Part 1: Miracle Baby!
Rare Dad and I each have wonderful siblings and always hoped that we would be able to give Sienna at least one. But when she was diagnosed with F.O.P. at age 2 in 2012, the diagnosis overwhelmed us. She was a wobbly toddler who now had to be kept safe from any injuries (which could cause flare-ups and permanent loss of mobility). That alone was a full time job! We slowly regained our footing and by 2014 we decided we were finally ready to grow our family. So we started trying again. And waiting. And hoping. A few heartbreaking false starts. But no luck, for more than 3 years. And during those years of trying, my eggs and I continued to grow older.
Finally, last spring we decided to try IVF. We figured if we were willing to enlist the most advanced medical technology to cure Sienna, we should also be willing to try it to have another baby. It was a grueling cycle – administering my own shots was terrifying, and the headaches from the medication were no picnic either. Halfway through, I wasn’t responding as well as they’d like so they doubled my medication. After all that, the cycle resulted in only two eggs retrieved, which was a pretty disappointing outcome. The eggs needed to make it through fertilization and then develop for 5 days, at which time they are tested for a whole list of genetic conditions. Note that you cannot test for F.O.P. unless one of the parents has it, since it is a spontaneous genetic condition. We also learned that while there is a roughly 1 in 2 million chance of having one baby with F.O.P., once you have one child with it, it is a roughly 1 in 500 chance of having another. I don’t understand why, but that’s what the doctors told us. Those are close odds considering we had already hit 1 in 2 million. But we were confident in the state of the research that Sienna and others with F.O.P. will be ok, and would be thrilled with whatever baby we could make.
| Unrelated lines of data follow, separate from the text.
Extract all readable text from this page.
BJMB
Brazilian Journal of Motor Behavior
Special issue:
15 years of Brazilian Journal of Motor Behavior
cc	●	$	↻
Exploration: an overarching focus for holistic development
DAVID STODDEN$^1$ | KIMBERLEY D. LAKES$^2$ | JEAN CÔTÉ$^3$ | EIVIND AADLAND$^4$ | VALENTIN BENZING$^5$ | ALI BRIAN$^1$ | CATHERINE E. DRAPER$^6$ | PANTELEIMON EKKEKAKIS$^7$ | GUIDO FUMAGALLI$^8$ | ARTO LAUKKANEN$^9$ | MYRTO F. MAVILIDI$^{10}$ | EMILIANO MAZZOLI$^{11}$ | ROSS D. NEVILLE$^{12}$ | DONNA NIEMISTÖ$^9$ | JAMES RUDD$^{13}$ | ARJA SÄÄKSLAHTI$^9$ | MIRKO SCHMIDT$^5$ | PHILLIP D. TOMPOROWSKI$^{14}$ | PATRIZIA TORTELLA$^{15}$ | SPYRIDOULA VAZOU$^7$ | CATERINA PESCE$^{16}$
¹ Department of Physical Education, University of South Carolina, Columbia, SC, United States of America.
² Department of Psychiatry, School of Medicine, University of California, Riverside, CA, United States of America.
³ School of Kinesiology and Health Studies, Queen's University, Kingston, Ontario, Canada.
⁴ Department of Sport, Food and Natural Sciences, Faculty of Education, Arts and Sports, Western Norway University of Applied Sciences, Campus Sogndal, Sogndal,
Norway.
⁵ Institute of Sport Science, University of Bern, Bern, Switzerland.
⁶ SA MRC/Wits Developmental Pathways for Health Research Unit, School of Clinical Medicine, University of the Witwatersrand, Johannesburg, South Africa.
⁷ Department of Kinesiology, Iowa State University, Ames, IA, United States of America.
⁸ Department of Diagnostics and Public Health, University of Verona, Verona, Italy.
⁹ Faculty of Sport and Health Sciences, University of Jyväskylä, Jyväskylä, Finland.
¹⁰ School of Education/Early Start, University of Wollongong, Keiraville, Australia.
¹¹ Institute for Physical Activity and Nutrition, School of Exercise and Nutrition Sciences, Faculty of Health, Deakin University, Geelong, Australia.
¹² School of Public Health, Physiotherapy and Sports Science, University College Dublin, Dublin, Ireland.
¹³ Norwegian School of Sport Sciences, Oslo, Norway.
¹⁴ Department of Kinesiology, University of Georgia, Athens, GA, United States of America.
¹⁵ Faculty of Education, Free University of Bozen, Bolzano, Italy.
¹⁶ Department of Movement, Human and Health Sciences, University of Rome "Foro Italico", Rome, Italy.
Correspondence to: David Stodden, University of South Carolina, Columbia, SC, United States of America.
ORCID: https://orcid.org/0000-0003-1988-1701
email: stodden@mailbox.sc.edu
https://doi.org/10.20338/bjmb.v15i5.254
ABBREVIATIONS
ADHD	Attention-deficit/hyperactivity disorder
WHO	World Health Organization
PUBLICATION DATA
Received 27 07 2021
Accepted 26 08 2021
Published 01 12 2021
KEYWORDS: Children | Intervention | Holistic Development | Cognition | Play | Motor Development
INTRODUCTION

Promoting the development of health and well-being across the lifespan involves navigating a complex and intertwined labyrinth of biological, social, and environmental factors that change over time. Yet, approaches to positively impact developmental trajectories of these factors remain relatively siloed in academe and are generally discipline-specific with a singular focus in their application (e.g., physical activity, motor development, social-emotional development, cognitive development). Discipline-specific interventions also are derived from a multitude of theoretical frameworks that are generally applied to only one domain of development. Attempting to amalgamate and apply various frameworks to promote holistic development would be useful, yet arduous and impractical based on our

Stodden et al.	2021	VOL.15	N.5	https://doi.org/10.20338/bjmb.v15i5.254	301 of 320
After our disappointment in the retrieval, we had renewed hope after learning that both eggs fertilized and one made it to the testing/freezing stage. After another few days’ wait (some of the longest days of our lives! All of our eggs (*egg*) were in that one basket…) we were thrilled to learn that we had created one healthy embryo! I later learned that it typically takes about 10-15 eggs retrieved to expect a healthy embryo, so I was encouraged that our baby dreams were meant to be!
We planned to do the embryo transfer in early September. I was ready to go, but my cycle was late. I called the fertility clinic and said “Argh, what should I do? My cycle is late.” The nurse asked “Hmm… Have you taken a pregnancy test?” I laughed and laughed! “Wouldn’t that be nice?!” But when we were still waiting two days later I took a pregnancy test and it lit up positive right away… Alex is NOT that embryo! He surprised us by arriving naturally all on his own, the cycle before our planned transfer! We couldn’t believe it. He is a true miracle!
With this pregnancy, we told no one except our doctors until we made it through all the week 13 tests (and Alex passed them all with flying colors!). Sienna was the very first person we told. She was thrilled and completely surprised! It also helped that we gave her a gift from Alex along with the news. (An American Girl doll – we needed to make sure she loved the news!)
Yes, that’s apple cider.
Then Sienna called our families to share the news. I think we shocked everyone – when your first child is almost 8 years old, most people assume you are done having children!
(and we can share this picture now – ha!)
Alexander Services – Deliveries? Really? Should I just ask the driver?